De drie laatste verzoekingen
Dan fluistert satan hem in: “Is die honger eigenlijk wel de wil van God? Met één woord kun je van stenen brood maken. En wordt het doel niet bereikt wanneer zichtbaar wordt dat je absolute macht bezit en wonderen kunt doen?” Maar dat zou niet een zich onderwerpen aan Gods wil zijn. De Geest had hem de woestijn ingedreven. Zijn omstandigheden waren door God bepaald en dan ondersteunt hij ons ook erin, net zoals toen Israël brood moest ontberen en het manna kreeg. Jezus overwint satan door het Schriftwoord aan te halen. “De mens leeft niet bij brood alleen”, daarmee aangevend dat het beste leven er een is dat gefundeerd is op het Woord van God.

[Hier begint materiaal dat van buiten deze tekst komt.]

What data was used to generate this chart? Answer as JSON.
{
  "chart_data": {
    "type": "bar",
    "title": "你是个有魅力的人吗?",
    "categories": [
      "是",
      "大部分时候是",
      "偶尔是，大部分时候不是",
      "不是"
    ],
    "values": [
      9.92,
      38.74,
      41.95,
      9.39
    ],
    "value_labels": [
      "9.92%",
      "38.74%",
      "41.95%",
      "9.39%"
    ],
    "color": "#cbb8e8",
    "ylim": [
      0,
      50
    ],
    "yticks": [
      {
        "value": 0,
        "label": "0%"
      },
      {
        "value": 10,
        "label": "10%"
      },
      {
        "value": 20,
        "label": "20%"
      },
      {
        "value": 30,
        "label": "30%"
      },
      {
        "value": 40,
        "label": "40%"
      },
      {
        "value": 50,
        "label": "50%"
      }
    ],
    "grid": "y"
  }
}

Terwijl Gods Geest Jezus de woestijn in had gedreven, is het satan die hem nu naar Jeruzalem brengt, naar de rand van het dak van de tempel. Waarom springt hij niet naar beneden om, door de hemel gedragen, neer te komen te midden van de priesters en het volk? Zou dat niet de vervulling betekenen van Israëls verwachting dat de Messias het volk zou aanvoeren vanuit de tempel? Zou zijn verschijning niet met vreugdekreten begroet worden, het doel in een klap bereikt, en dat nog wel aan het hoofd van het gelovige Israël? Maar dit is Gods doel niet en ook niet Gods manier. Met het Schriftwoord “U zult de Heer uw God niet verzoeken” overwint Jezus, in volledige onderwerping aan Gods wil.

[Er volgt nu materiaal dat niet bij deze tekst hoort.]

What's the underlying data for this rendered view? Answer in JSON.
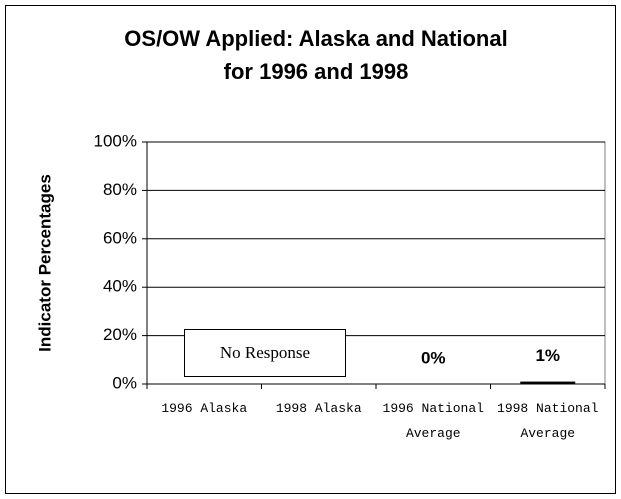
{
  "chart_data": {
    "type": "bar",
    "title": [
      "OS/OW Applied: Alaska and National",
      "for 1996 and 1998"
    ],
    "y_label": "Indicator Percentages",
    "categories": [
      "1996 Alaska",
      "1998 Alaska",
      "1996 National Average",
      "1998 National Average"
    ],
    "values": [
      null,
      null,
      0,
      1
    ],
    "value_labels": [
      null,
      null,
      "0%",
      "1%"
    ],
    "color": "#000000",
    "annotation": "No Response",
    "ylim": [
      0,
      100
    ],
    "yticks": [
      {
        "value": 0,
        "label": "0%"
      },
      {
        "value": 20,
        "label": "20%"
      },
      {
        "value": 40,
        "label": "40%"
      },
      {
        "value": 60,
        "label": "60%"
      },
      {
        "value": 80,
        "label": "80%"
      },
      {
        "value": 100,
        "label": "100%"
      }
    ],
    "grid": true
  }
}
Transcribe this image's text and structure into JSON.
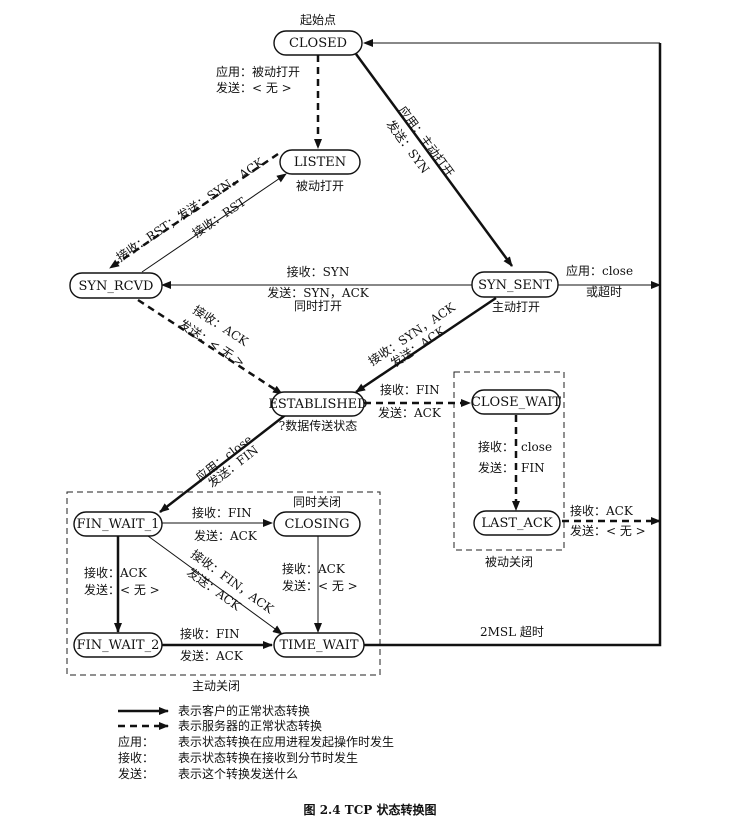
{
  "states": {
    "closed": "CLOSED",
    "listen": "LISTEN",
    "syn_rcvd": "SYN_RCVD",
    "syn_sent": "SYN_SENT",
    "established": "ESTABLISHED",
    "close_wait": "CLOSE_WAIT",
    "last_ack": "LAST_ACK",
    "fin_wait_1": "FIN_WAIT_1",
    "fin_wait_2": "FIN_WAIT_2",
    "closing": "CLOSING",
    "time_wait": "TIME_WAIT"
  },
  "notes": {
    "start": "起始点",
    "passive_open": "被动打开",
    "active_open": "主动打开",
    "simul_open": "同时打开",
    "data_transfer": "?数据传送状态",
    "simul_close": "同时关闭",
    "passive_close": "被动关闭",
    "active_close": "主动关闭"
  },
  "labels": {
    "closed_listen_1": "应用：被动打开",
    "closed_listen_2": "发送：< 无 >",
    "closed_synsent_1": "应用：主动打开",
    "closed_synsent_2": "发送：SYN",
    "listen_synrcvd_outer": "接收：RST；发送：SYN，ACK",
    "synrcvd_listen_inner": "接收：RST",
    "synsent_synrcvd_1": "接收：SYN",
    "synsent_synrcvd_2": "发送：SYN，ACK",
    "synsent_close_1": "应用：close",
    "synsent_close_2": "或超时",
    "synrcvd_est_1": "接收：ACK",
    "synrcvd_est_2": "发送：< 无 >",
    "synsent_est_1": "接收：SYN，ACK",
    "synsent_est_2": "发送：ACK",
    "est_closewait_1": "接收：FIN",
    "est_closewait_2": "发送：ACK",
    "closewait_lastack_1": "接收：",
    "closewait_lastack_1b": "close",
    "closewait_lastack_2": "发送：",
    "closewait_lastack_2b": "FIN",
    "lastack_closed_1": "接收：ACK",
    "lastack_closed_2": "发送：< 无 >",
    "est_finwait1_1": "应用：close",
    "est_finwait1_2": "发送：FIN",
    "finwait1_closing_1": "接收：FIN",
    "finwait1_closing_2": "发送：ACK",
    "finwait1_finwait2_1": "接收：ACK",
    "finwait1_finwait2_2": "发送：< 无 >",
    "finwait1_timewait_1": "接收：FIN，ACK",
    "finwait1_timewait_2": "发送：ACK",
    "closing_timewait_1": "接收：ACK",
    "closing_timewait_2": "发送：< 无 >",
    "finwait2_timewait_1": "接收：FIN",
    "finwait2_timewait_2": "发送：ACK",
    "timewait_closed": "2MSL 超时"
  },
  "legend": {
    "solid": "表示客户的正常状态转换",
    "dashed": "表示服务器的正常状态转换",
    "app_key": "应用：",
    "app_val": "表示状态转换在应用进程发起操作时发生",
    "recv_key": "接收：",
    "recv_val": "表示状态转换在接收到分节时发生",
    "send_key": "发送：",
    "send_val": "表示这个转换发送什么"
  },
  "caption": "图 2.4    TCP 状态转换图"
}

Opnieuw wisselt het decor. Daar staan ze op de top van een hoge berg. Voor hem ligt de wereld in al haar heerlijkheid en schoonheid, haar kunst en haar wijsheid. Het is een heel andere wereld dan die de teruggetrokken zoon van het afgelegen Nazareth kent. Dit alles kan van hém worden. Het enige dat hij hoeft te doen is satan te aanbidden of in elk geval hem te eren.

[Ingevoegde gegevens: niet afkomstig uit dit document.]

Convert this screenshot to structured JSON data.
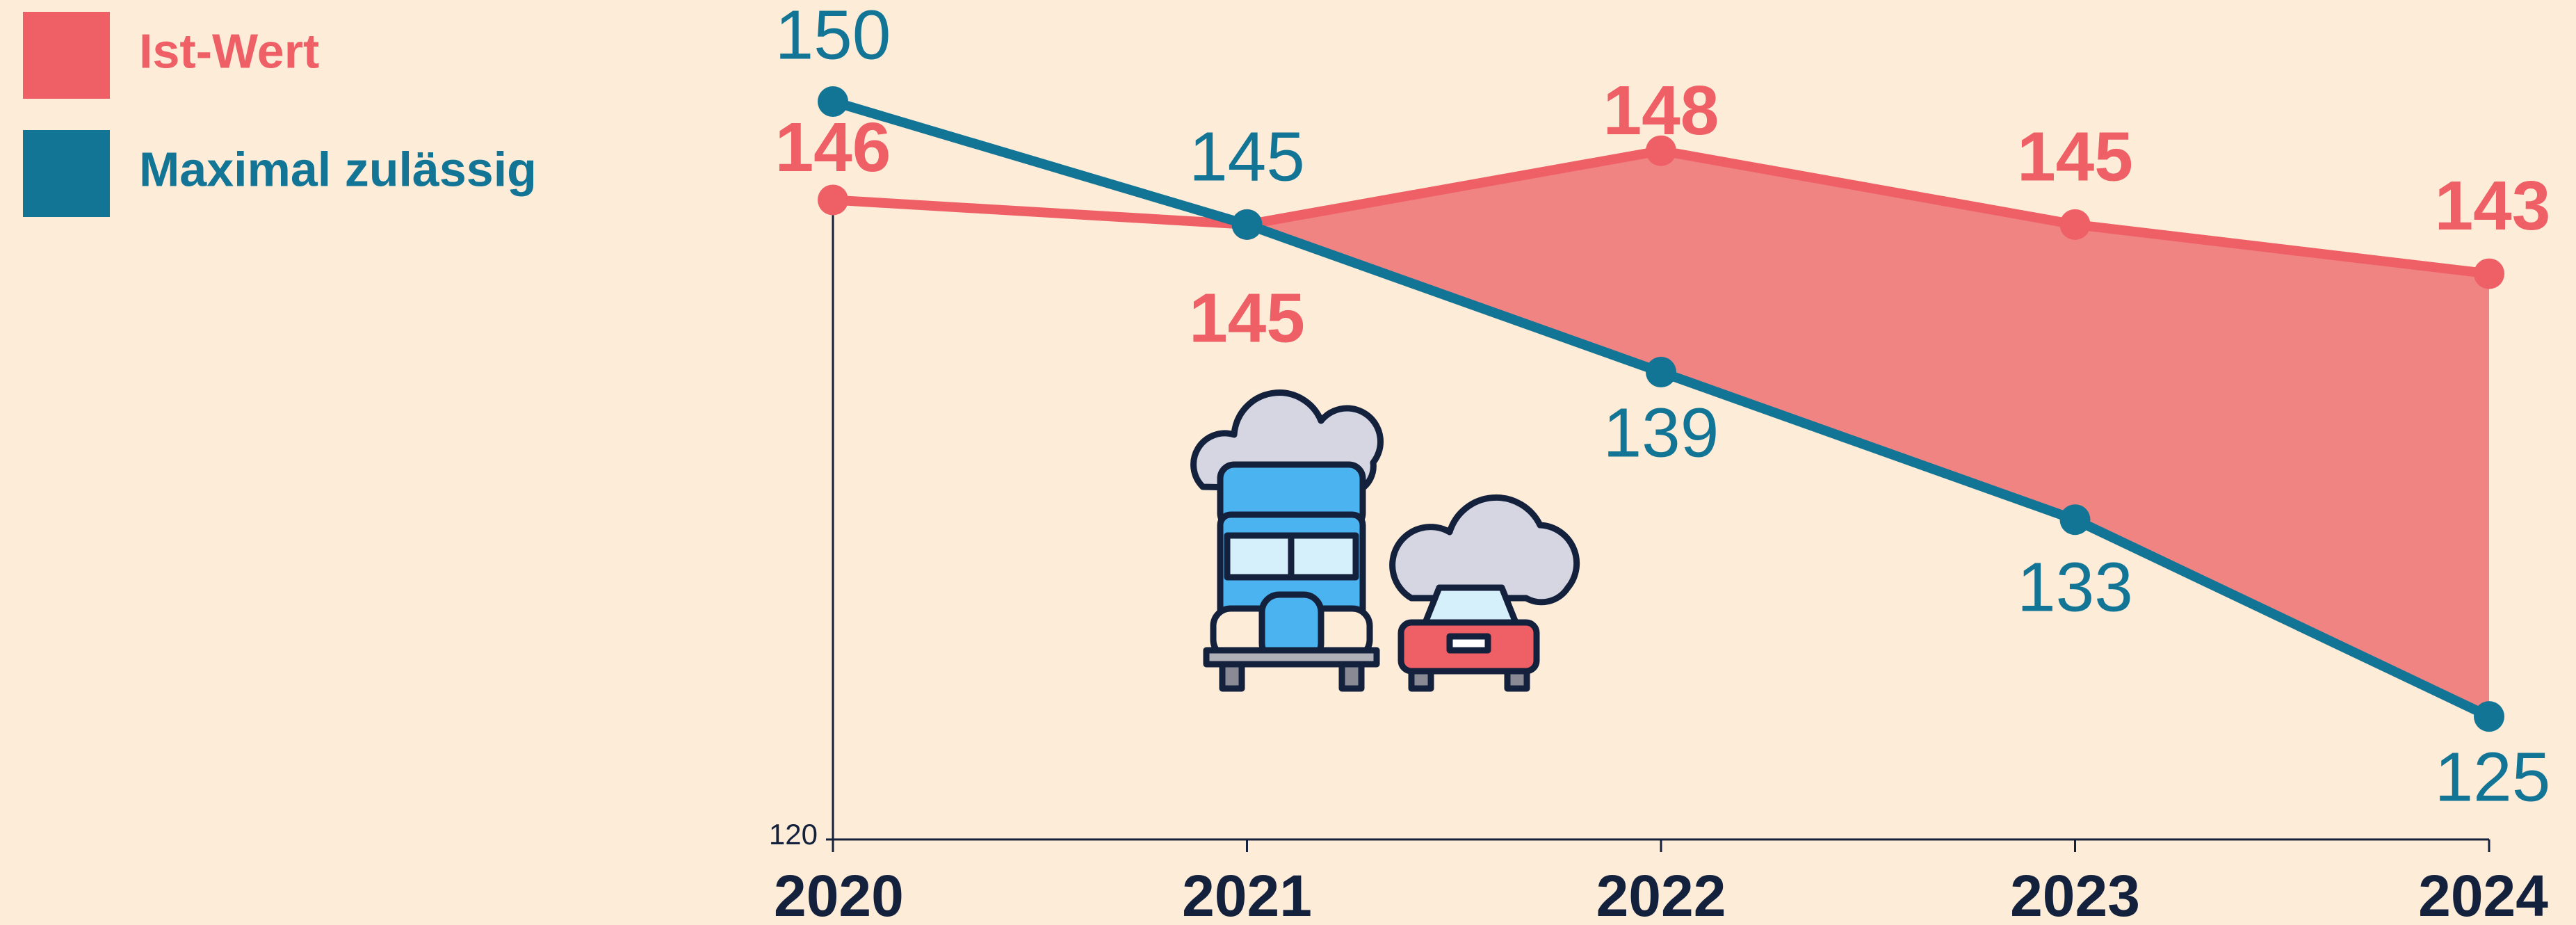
{
  "chart_data": {
    "type": "line",
    "x": [
      2020,
      2021,
      2022,
      2023,
      2024
    ],
    "series": [
      {
        "name": "Ist-Wert",
        "color": "#ee5f66",
        "values": [
          146,
          145,
          148,
          145,
          143
        ]
      },
      {
        "name": "Maximal zulässig",
        "color": "#137596",
        "values": [
          150,
          145,
          139,
          133,
          125
        ]
      }
    ],
    "fill_color": "#f08482",
    "ylim": [
      120,
      150
    ],
    "yticks": [
      120
    ],
    "legend": "top-left"
  }
}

Maar hoe uitzonderlijk mooi het de volmaakte mens ook voorgekomen moet zijn - en hem nog veel meer dan ons vanwege zijn oneindig grotere waardering voor al het goede, ware en schone - hij heeft al overwonnen. Voor hem is maar een ding belangrijk: Ik moet bezig zijn met de dingen van mijn Vader. En boven alles uit klinkt de stem: Uw Koninkrijk kome. Kan satan dit niet allemaal bezitten en weggeven omdat dít niet het Koninkrijk van zijn Vader is? Dáár heeft hij zich aan toegewijd. Hij moet de werken van satan vernietigen en een einde maken aan díens koninkrijk. De mens bevrijden van zíjn heerschappij. Dát is zijn missie. Op de puinhopen van het oude moet een nieuwe wereld verrijzen, het Koninkrijk van God. Al de taferelen die hem getoond worden, moeten omgevormd worden tot één van hogere aanbidding. Een eindeloze stoet, ontelbare menigten van verre moeten hun geschenken brengen, hun rijkdom uitgieten, hun schoonheid toewijden, hun wijsheid opdragen en het allemaal als een nederig offer aan de voeten van zijn Vader leggen.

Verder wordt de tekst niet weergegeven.